Lastly, we watched the third installment in J.J. Abram’s vaguely connected Cloverfield saga, The Cloverfield Paradox. As a film, Cloverfield Paradox is mostly just a lukewarm PG-13 retread of Event Horizon, centered on a space station that ends up teleporting into another dimension entirely. The crew must band together to make their way home, but they do not belong in this dimension, and so weird shit happens etc etc. There were a couple neat horror ideas (the idea of dimensions “fusing” is taken in some messily literal directions), but the movie overall felt unfocused, lacking in any real highlights, and too beholden to its clear inspirations.

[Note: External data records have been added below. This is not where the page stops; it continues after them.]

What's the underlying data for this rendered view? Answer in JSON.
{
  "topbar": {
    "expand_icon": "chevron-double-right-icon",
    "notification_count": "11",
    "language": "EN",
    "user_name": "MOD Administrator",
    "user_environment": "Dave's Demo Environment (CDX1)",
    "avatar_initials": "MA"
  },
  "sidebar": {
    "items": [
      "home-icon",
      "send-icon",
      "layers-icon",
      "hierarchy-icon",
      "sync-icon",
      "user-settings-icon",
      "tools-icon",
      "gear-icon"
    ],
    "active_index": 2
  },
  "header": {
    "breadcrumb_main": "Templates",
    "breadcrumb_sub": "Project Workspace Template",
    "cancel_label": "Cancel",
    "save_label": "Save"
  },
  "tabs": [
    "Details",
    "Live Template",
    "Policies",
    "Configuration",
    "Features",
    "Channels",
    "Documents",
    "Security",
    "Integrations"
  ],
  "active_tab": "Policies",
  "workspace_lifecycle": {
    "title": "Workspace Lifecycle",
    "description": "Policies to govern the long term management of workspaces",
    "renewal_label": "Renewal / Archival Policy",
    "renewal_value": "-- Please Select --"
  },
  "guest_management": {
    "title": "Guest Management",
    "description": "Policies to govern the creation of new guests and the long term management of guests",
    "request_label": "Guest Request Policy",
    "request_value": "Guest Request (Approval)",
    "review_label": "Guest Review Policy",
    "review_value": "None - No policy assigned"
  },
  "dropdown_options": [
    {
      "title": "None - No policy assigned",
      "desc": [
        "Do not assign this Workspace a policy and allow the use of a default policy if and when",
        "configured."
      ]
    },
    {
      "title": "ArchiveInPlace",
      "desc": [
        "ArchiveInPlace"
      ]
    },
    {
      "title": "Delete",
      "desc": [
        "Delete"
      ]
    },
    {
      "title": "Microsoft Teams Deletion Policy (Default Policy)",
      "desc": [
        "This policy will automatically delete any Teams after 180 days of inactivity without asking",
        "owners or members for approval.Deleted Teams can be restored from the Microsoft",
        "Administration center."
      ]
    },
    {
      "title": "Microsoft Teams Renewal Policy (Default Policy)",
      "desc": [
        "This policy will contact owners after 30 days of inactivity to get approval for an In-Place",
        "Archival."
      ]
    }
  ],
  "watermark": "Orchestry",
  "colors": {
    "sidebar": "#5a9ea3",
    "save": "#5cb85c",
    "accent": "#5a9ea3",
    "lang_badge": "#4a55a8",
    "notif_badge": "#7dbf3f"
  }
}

That said, while The Cloverfield Paradox is kinda underwhelming as a film, it’s pretty interesting as the third film in what’s ostensibly a franchise. Rather than following a single group of characters through a series of adventures, each Cloverfield film has instead explored the same overarching catastrophe from a different angle, and also a different subgenre. The first film is a found footage kaiju movie, the second one is a claustrophobic psychological drama set in a fallout shelter, and the third is a scifi thriller. It’s a very unique approach to a “cinematic universe,” and likely only possible because Abrams is essentially an industry unto himself: he can buy up spec scripts, add some Cloverfield embellishments to their initial pitch, and then get them greenlit without too much fuss. While I’m not really a fan of Abrams’ own filmography, it’s quite interesting to see him experimenting with what constitutes a franchise!